Attempting to calm himself, he stared across an open field at an immense sign. There, the largest photograph he'd ever observed showcased a smiling, young woman, clad in a bikini that left nothing to the imagination. In the background was a tropical beach.

Randall had never been to a beach, nor seen the ocean, except on TV.

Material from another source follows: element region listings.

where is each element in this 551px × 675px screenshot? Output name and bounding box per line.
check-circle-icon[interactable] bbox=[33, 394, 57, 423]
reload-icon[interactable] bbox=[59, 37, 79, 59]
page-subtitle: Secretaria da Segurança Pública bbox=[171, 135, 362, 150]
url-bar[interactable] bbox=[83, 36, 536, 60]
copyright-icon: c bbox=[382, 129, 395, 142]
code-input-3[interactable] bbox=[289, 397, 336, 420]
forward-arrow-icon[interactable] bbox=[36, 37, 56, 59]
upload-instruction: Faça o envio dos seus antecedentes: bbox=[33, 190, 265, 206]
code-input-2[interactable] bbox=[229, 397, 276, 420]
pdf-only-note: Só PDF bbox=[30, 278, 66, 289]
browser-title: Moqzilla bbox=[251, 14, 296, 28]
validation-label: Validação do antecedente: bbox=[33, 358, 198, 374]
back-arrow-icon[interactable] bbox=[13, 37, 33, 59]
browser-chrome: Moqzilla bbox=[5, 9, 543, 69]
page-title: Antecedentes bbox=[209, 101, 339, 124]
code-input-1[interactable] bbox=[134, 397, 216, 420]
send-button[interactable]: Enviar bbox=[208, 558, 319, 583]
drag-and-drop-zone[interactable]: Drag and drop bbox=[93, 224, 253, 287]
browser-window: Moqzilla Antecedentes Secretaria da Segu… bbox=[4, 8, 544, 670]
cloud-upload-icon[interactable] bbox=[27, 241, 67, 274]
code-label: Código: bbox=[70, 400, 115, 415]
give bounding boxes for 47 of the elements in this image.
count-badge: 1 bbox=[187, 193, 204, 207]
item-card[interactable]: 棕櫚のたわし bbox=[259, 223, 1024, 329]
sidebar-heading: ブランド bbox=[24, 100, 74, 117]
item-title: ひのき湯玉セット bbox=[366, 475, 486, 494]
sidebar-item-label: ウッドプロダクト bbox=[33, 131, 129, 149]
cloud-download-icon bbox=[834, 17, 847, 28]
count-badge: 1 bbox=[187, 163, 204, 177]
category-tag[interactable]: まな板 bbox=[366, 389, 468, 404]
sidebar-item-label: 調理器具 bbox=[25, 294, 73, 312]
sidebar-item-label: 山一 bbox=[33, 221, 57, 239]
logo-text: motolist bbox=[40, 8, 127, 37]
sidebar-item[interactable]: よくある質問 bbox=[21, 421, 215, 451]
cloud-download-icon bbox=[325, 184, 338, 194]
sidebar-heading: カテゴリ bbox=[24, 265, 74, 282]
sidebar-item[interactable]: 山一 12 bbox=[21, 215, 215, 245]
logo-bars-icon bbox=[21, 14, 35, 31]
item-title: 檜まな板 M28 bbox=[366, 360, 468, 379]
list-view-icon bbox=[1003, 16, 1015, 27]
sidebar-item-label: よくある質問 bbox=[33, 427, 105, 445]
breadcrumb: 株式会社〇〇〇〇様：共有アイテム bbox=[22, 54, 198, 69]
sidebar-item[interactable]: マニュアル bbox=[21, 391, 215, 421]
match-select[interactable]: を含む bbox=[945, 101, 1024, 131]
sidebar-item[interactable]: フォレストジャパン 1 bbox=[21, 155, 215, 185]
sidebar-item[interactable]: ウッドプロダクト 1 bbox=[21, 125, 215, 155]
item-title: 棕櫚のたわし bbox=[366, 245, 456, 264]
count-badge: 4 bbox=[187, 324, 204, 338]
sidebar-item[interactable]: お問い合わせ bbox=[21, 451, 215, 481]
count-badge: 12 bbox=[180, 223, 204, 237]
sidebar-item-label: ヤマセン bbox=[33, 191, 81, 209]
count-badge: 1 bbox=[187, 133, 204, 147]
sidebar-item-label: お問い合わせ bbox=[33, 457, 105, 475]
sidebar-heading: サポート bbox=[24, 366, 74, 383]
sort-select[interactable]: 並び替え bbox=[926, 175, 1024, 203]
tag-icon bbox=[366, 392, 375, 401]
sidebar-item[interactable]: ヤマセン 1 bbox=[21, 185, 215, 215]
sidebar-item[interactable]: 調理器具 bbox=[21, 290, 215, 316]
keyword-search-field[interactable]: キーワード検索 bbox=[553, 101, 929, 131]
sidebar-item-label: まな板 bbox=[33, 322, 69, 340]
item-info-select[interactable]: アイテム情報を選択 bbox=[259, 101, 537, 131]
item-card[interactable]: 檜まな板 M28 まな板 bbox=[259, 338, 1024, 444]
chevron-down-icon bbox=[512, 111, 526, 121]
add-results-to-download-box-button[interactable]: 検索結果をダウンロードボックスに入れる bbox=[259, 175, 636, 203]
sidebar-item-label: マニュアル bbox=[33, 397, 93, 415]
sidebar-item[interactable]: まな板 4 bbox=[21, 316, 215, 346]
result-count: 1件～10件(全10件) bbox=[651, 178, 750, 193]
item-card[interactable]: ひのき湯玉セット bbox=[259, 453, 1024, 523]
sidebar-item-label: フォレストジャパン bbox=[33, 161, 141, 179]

This foreign environment around him was far larger, and much more intimidating than it seemed on television. An interstate sign above was the size of a cell block, and the city looming closer with each step, the entire Earth.

There was nothing he could relate to, and at his age, how could others relate to him? He was an infant in an 80 year old's body. Randall had watched the news, and seen the dreadful stories of how the elderly were forgotten in modern society.

Even out here in the middle of the country, everything was moving more quickly than he could comprehend. By the time he reached the city, he'd be lost.

He found himself atop an overpass, looking down, the fastest vehicles he could ever imagine speeding beneath him.

He'd never even learned to drive.

No, this was not a world he could live in nor adjust to. Hence, he quietly climbed the slick metal railing, and leapt into the rushing river of vehicles below.